Newer plants typically use more equipment and fewer workers to produce the same number of cars.

It may be less expensive to build new plants in developing countries like China, where the work forces don’t carry the same heavy pension obligations as in the West. Companies like Volkswagen, Nissan and General Motors already have joint ventures in China. But making cars there isn’t necessarily that much cheaper than in the West at least not yet.

“Currently they’re not exporting because the scale so far is small; the cost is not dramatically lower,” said Yale Zhang, director of emerging market vehicle forecasts in the Shanghai office of CSM Worldwide, an auto industry consulting firm. It’s not just the economies of scale that are missing, though. Zhang said Chinese supply chains were nowhere near as sophisticated as those of the big manufacturers in the United States and Europe, with their computerized, just-in-time delivery of parts from nearby factories. One thing that might not hold China back, however, is quality. When the South Korean automaker Hyundai first arrived in the U.S. market in 1986, it was viewed, with some justification, as a producer of fairly flimsy cars. Hyundai retrenched, retooled and re-entered the market with higher-quality products, backed by long warranties and a new marketing campaign. In the end, it was successful; Hyundai and its lower-priced sibling, Kia, sold about half a million cars in the United States last year. Yet its flagship sedan, the Sonata, was built in Alabama.

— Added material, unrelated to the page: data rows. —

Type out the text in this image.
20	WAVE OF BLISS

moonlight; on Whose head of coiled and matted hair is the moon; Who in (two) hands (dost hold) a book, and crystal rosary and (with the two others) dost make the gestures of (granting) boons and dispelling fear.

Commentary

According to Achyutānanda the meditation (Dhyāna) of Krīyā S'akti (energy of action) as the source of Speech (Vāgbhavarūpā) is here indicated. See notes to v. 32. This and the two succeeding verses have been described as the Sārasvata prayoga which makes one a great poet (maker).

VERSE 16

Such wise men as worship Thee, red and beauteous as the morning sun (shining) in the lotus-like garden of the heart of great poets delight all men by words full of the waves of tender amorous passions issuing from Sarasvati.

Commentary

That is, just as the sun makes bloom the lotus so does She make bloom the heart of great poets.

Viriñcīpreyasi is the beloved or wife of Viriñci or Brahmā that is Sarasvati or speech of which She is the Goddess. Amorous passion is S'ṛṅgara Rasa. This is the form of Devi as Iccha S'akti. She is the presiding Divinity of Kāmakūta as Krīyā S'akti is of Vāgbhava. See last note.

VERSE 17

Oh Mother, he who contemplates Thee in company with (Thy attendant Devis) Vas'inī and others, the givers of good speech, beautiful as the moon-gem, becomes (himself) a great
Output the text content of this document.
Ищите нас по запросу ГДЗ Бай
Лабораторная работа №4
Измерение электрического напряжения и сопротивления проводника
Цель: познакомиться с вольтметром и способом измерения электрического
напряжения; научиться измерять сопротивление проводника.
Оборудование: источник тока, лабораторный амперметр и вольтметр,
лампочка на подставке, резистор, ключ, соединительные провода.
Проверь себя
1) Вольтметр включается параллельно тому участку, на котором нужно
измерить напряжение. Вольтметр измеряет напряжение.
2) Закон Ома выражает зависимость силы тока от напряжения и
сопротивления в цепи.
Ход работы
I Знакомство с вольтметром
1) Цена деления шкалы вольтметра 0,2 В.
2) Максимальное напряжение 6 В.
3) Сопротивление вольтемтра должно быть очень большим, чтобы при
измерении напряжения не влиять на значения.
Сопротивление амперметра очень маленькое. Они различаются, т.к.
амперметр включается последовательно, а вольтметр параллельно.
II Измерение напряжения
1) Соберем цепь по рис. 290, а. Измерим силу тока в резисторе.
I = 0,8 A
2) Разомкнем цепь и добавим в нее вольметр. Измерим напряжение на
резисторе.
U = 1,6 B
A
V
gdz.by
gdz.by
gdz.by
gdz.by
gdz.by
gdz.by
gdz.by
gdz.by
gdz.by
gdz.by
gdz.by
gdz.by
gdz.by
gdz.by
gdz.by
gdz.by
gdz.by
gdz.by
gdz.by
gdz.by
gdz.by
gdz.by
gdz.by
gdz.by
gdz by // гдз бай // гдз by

The Hyundai story is unlikely to be repeated in China. The biggest reason is that the main exporting base in China will belong to foreign brands, like General Motors. “The GM car in Shanghai is a luxury Buick,” Feenstra said. He asserted that “they’re built to tighter tolerance than the American versions.”

With time, China may also find a niche for its own brands, said Christopher Findlay, a professor of economics at the Australian National University. He noted that Chinese-made appliances had been selling for years under better-known names, and now the Chinese brands, like Haier, are starting to enter markets on their own. The same could happen with cars. But that’s a long way off, Zhang said. “They’re not actually competing with U.S. or European automakers at all,” he said. “At the most, they are competing with some low- end Korean products.”

He said the big names themselves, not the local Chinese brands, posed the bigger threat to plants in the West. Even then, design and some manufacturing are likely to stay in the wealthy countries.

“The construction and design of components is where there was a lot of skill and capital required,” Findlay said. “What you might find is that assembly is what moves out of the high-income and high- wage countries, but development and some of the high-value components might stay.”

Employment in the auto industries of wealthy countries is still likely to fall. As they focus on more capital-intensive components and production techniques, their need for workers will slowly erode.

“There’s really just no doubt about it,” Feenstra said.

Still, these changes are unlikely to occur uniformly across the industry, because the margins involved are very small. The difference in cost between producing in the United States and in China would have to grow before the decision became a no-brainer, Findlay explained. “What you might see is different companies having different strategies,” he said. “It’s going to be fun to watch, to see which one works out.”